The word links has nothing to do with a link on a chain, but rather comes from the Old English word hlinc, meaning a dune or ridge. An archaic word for an archaic style of course. However, the links may seem a novelty to those golfers who have never played upon them. Links courses are almost always by the coast, where the dunes of packed sand covered with wild grass forms their signature wavy appearance.

Most links are in the UK and Ireland. However, a few have been replicated elsewhere, such as a few courses in Washington State in the United States and the Royal Adelaide in Australia.

Links courses were the first golf courses. The oldest golf course in the world is a links course – the Old Course at St. Andrews in Fife. The alterations that reduced it from a 22 hole course to an 18 hole course set the standard that courses still adhere to today. Links courses arose since the sandy, hilly land near the coast was unsuitable for farming and therefore open for other uses, such as sport.  

In essence, all other golf course styles are an artificial replication of what nature forged on the Scottish coast with links courses. The primary greenskeepers at links courses are grazing animals that keep the iconic red and brown wild grasses at a manageable level.

Links Courses – Play style

The beauty of a linksland course often belies the grueling style of play required to play it. The uneven ground often causes balls to ricochet in unusual ways, and can make long shots very unpredictable. Not only is there very little margin for error, even satisfactory shots can sometimes go awry on the undulating dunes.  But even that seems irrelevant in the face of the true challenge of links courses. Howling headwinds coming in from the sea can throw a ball around very easily.

The result is that while other courses may give golfers room for creative and daring play, links courses are a test of will and discipline. The ball must be cast low to the ground at all times to avoid being intercepted by gusts of wind. To make things even more complex, traditional link courses have the first nine holes facing one direction and the other nine the other. This means that golfers will have to adjust to a completely inverted wind halfway through the course. Many golfers who try their clubs at the Open Championship – the oldest golf championship in the world which is entirely played on links courses – struggle to adapt to its harsh conditions. 
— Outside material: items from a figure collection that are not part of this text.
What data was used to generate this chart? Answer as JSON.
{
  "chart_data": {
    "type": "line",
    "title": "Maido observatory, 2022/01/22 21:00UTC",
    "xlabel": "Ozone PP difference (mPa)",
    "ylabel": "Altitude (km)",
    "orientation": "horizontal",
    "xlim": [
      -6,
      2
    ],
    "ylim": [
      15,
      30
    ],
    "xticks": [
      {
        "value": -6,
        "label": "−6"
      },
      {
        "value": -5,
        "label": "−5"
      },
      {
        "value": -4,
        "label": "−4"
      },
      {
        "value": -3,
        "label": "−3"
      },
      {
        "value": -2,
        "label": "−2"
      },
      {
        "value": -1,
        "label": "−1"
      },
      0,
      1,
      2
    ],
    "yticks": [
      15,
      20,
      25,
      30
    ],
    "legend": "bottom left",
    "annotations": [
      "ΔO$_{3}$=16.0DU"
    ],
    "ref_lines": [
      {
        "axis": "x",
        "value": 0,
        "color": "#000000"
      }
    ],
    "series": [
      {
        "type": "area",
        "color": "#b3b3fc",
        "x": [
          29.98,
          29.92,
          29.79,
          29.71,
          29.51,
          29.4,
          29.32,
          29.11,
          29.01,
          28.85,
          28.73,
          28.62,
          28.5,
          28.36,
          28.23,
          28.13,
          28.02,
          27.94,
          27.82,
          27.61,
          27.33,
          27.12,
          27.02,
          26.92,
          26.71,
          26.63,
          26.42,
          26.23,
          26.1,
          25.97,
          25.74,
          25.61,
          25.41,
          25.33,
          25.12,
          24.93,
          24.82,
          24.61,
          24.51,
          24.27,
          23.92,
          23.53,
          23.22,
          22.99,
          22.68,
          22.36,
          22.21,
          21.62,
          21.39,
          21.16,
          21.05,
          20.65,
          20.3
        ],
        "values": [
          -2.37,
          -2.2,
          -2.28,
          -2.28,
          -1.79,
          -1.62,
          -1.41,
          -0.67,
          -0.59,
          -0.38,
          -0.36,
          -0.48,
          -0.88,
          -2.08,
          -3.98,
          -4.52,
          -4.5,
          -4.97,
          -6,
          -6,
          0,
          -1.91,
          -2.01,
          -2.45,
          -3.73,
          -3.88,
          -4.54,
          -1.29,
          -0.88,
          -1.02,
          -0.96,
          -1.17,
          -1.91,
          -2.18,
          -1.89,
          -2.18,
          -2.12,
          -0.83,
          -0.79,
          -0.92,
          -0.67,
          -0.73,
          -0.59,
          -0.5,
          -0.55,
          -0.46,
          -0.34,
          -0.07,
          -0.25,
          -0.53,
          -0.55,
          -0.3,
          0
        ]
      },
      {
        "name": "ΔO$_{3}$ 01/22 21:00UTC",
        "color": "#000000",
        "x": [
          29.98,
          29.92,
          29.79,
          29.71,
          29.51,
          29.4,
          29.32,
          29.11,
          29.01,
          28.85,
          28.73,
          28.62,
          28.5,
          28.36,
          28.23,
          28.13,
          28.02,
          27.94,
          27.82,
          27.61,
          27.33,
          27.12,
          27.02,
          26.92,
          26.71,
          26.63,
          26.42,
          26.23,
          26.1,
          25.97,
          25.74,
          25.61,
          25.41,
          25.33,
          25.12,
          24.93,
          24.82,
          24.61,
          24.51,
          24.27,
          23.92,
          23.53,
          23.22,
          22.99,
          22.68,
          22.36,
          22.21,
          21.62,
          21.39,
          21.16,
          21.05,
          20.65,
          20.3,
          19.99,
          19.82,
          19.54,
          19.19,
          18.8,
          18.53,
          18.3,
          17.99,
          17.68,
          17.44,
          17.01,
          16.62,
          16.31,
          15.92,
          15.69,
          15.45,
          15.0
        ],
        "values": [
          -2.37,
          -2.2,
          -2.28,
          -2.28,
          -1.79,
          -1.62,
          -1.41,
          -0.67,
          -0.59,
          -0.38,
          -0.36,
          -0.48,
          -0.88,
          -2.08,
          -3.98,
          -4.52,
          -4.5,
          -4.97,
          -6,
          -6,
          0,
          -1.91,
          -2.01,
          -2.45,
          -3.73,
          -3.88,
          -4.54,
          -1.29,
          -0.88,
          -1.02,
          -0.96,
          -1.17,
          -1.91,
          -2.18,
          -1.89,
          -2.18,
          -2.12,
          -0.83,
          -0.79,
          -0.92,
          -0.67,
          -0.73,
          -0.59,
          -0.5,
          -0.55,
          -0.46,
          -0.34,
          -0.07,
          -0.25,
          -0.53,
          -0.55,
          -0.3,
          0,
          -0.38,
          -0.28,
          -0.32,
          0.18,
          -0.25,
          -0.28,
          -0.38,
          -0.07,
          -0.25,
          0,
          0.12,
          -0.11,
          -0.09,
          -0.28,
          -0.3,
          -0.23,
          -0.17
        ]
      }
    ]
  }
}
But despite all of this, many golfers thrive on the chaos of the links. There are many unusual advantages that can be gleaned from the hard-packed earth. For example, hitting balls near the green so that they roll onto the green is common. If the wind is blowing forward, golfers may even risk hitting the ball high so it is propelled much further.

For many golfers, the Links have proven an acquired taste, and for none more than the legendary Bobby Jones. Jones was initially so off-put by his initial experience of the Old Course that he walked off after a disastrous 11 holes. However, over the course of his life he grew so familiar with it that he was made a Freeman of St. Andrews.

Jones would even say later that “I could take out of my life everything except my experiences at St. Andrews and still have a rich, full life”. He was not the first, nor the last, to be enraptured by the beauty and wildness of the seaside links.